If you want to develop in Java on your local machine, you may need to download the XML-RPC classes. You will need to add the jarfiles to your local or IDE classpath in order to use them (but note that the paths may be different from those specified in the provided Makefile).

Documentation on the XML-RPC classes (e.g. Javadoc) is available on the Apache XML-RPC site.

Stateless Servers

XML-RPC is an example of a stateless protocol, which means that no information (or state) is automatically maintained across multiple communication calls. In other words, every XML-RPC request completely stands alone and is not intrinsically related to any other request. Other examples of stateless protocols include HTTP and IP, while TCP (in contrast) is an example of a stateful protocol (since TCP messages are inherently part of a stream of messages between two hosts, and this information must be tracked across messages as part of the protocol).

The main practical implication of the statelessness of XML-RPC is that the server will create a new server object (e.g., an instance of the Server class in the example code) for every new RPC request. This approach simplifies XML-RPC itself and makes it easy to handle lots of simultaneous requests, but may complicate your program design a bit to accommodate this. You can see the impact of statelessness yourself by adding an instance variable to the Server class, modifying it and printing it out within the RPC, then making mulitple requests to the server.

For more details and an example of the new object creation issue discussed above, see this XML-RPC reference page.

Concurrency and Synchronization

Your servers will need to be careful about protecting data that may be accessed by multiple requests concurrenctly. In Java, a standard way to perform synchronization is via the synchronized keyword, which allows you to (among other things) mark specific methods as only safe for execution by one thread at a time. Doing so ensures that the method will not be executed concurrently, which is good for safety but potentially bad for performance. Thus, the essential challenge of synchronization is to provide safety when necessary but still allow for enough parallelism to achieve good performance.

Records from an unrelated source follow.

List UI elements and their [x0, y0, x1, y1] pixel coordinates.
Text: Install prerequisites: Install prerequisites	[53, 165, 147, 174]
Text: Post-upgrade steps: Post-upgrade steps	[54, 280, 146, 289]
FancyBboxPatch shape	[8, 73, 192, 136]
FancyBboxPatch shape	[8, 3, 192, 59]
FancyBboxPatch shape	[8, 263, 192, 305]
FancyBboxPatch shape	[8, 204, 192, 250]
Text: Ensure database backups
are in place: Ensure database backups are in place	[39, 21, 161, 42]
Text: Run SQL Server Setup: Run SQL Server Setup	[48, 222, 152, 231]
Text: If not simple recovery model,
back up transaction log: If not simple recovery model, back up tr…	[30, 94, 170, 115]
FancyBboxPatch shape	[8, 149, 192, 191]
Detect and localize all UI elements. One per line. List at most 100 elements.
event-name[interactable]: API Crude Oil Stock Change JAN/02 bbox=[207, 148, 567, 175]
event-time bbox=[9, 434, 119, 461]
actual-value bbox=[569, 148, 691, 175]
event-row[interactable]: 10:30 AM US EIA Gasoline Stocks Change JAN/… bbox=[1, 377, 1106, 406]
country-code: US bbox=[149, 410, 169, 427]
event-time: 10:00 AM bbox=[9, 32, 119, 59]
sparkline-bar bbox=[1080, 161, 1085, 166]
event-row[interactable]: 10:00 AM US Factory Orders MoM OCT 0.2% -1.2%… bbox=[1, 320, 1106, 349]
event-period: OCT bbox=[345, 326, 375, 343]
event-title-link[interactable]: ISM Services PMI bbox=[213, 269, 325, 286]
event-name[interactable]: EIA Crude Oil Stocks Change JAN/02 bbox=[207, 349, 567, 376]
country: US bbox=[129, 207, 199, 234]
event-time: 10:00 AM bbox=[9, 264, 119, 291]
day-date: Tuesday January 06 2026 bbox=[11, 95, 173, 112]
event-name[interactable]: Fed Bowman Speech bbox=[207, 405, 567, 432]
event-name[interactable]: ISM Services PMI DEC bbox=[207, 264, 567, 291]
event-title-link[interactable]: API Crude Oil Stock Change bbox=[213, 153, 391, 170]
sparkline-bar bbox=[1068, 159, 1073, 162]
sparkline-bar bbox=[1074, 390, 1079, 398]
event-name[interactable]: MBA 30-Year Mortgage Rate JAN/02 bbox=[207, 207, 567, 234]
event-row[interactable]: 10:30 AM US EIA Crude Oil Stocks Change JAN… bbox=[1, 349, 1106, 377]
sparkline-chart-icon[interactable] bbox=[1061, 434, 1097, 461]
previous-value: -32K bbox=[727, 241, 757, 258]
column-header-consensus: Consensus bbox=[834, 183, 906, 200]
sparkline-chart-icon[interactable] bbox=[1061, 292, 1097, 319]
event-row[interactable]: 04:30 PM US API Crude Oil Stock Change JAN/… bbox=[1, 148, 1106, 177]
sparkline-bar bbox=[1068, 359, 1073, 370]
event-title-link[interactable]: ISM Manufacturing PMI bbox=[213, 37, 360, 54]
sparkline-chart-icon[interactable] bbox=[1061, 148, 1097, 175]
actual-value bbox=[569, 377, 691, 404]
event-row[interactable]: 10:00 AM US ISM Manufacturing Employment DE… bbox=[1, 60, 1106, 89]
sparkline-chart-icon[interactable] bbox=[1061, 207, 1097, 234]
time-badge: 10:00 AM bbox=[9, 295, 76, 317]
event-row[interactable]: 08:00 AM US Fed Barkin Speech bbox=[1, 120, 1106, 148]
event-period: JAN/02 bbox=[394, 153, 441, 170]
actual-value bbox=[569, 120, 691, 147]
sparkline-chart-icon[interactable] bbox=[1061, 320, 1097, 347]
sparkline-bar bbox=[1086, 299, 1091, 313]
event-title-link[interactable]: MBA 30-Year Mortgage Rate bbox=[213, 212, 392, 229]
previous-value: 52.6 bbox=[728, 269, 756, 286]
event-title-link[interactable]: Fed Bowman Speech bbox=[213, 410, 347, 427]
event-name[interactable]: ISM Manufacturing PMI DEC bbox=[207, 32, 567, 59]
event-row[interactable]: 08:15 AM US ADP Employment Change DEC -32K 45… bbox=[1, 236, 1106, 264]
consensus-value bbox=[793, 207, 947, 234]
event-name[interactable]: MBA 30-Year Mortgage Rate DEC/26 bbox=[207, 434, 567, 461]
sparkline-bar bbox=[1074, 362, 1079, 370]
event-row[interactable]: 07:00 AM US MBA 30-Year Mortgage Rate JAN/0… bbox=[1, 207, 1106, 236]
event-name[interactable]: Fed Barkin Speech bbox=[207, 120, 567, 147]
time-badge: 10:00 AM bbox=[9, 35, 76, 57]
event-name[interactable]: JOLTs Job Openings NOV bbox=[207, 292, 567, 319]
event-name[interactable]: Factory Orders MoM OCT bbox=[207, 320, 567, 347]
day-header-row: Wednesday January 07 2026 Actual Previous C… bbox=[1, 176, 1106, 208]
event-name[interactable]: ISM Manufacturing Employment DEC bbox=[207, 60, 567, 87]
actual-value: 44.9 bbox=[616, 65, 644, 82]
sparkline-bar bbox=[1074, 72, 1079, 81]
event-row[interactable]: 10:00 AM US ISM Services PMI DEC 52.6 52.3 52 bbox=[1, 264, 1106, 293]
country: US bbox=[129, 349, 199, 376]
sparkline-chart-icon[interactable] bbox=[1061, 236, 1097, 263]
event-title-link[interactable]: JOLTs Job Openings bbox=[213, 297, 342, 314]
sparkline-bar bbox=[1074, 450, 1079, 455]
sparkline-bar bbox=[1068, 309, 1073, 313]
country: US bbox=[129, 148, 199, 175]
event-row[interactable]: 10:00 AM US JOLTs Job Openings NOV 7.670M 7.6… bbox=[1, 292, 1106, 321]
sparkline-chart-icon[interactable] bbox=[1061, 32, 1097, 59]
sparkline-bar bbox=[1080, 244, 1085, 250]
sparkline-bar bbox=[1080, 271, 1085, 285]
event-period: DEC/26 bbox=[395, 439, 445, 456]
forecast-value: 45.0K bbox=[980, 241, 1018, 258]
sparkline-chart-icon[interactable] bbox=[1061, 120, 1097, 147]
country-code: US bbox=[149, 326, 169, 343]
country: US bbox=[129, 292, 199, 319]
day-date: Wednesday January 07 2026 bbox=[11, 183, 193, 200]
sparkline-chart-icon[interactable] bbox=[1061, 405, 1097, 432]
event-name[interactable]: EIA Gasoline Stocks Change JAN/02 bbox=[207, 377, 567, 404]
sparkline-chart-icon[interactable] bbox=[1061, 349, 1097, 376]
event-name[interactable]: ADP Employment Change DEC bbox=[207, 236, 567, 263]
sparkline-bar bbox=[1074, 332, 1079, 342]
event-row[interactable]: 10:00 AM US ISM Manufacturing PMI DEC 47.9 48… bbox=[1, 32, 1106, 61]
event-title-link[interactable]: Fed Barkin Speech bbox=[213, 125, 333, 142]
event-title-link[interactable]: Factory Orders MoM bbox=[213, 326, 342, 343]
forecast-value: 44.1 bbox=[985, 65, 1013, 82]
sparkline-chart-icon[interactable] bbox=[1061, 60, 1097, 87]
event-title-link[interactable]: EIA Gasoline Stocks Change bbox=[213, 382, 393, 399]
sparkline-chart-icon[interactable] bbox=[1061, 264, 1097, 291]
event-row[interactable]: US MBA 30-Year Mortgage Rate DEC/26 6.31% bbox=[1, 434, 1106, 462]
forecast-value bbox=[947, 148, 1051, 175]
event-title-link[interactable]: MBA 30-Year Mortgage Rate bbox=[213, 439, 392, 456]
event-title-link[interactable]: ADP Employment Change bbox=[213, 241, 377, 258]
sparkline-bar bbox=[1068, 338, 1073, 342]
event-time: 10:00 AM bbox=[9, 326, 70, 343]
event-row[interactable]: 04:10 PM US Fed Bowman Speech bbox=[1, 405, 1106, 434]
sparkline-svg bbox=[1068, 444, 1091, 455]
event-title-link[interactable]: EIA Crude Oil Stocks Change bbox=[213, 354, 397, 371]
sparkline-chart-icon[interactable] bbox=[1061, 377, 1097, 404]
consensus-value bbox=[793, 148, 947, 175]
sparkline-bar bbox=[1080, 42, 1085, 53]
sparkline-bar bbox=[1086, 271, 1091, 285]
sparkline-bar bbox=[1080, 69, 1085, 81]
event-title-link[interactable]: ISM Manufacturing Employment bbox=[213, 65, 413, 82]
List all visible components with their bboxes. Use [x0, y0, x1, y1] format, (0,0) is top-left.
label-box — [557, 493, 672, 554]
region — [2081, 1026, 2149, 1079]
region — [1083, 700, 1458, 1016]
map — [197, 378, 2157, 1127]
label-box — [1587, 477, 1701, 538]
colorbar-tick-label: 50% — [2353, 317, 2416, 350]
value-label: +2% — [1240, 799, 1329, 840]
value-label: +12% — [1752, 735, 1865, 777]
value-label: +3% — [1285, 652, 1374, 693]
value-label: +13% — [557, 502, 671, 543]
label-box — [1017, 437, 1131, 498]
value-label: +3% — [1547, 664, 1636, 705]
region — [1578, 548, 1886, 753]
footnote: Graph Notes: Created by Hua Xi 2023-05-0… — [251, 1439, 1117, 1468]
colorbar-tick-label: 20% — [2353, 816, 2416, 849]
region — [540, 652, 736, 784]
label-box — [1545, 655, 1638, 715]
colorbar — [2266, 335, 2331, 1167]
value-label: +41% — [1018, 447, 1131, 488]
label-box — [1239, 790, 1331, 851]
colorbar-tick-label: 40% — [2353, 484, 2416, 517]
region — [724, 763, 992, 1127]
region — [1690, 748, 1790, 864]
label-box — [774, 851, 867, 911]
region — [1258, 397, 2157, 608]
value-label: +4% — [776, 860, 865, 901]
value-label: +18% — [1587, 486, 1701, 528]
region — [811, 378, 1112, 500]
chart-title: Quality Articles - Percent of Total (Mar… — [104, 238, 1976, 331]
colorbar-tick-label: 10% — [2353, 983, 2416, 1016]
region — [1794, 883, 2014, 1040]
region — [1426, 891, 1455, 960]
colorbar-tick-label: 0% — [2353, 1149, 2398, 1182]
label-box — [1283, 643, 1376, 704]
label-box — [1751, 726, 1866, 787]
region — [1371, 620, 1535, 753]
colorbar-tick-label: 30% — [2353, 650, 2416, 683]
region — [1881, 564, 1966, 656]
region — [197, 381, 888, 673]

You may find Oracle's tutorial on synchronization in Java useful if you have not done much concurrent programming previously.

Testing and Evaluation

For initial testing, you can run all components of the system on the same physical machine. For later testing, you will be provided a set of 4 separate machines for running each component of the system separately - details on these machines will be provided later. You will need to run a set of performance experiments and provide results in your writeup (described below).

Writeup

Once you have implemented your system, you should write a short paper (2-4 pages) that describes your system. The general framework of this paper should be similar to the outline described in Project 1. As part of your evaluation, you should include results of the following experiments:

  1. Compute the average response time per client search request by measuring the response time seen by a client for 500 sequential requests.
  2. Now compute the average response time per buy request for 500 sequential requests.
  3. Rerun experiments 1) and 2) with multiple clients concurrently making requests to the system. Does your average response time change as the number of concurrent requests changes?

The exact setup of how you run your experiments is up to you, but your experimental design should be sufficient for answering these questions, and your setup should be described in your writeup in enough detail that someone else would be able to replicate your experiments. Include graphs where appropriate to demonstrate your results.

Logistics and Evaluation

As with Project 1, accept the project Git repository using the link on Blackboard (at which point you will join your group as well). You can then clone this repository to turing and begin to work.

Your program will be graded on (1) correctly implementing the server specification, (2) the design and style of your program, and (3) the quality of your writeup. For guidance on what constitutes good design and style, see the Coding Design & Style Guide, which lists many common things to look for. Please ask if you have any other questions about design or style issues.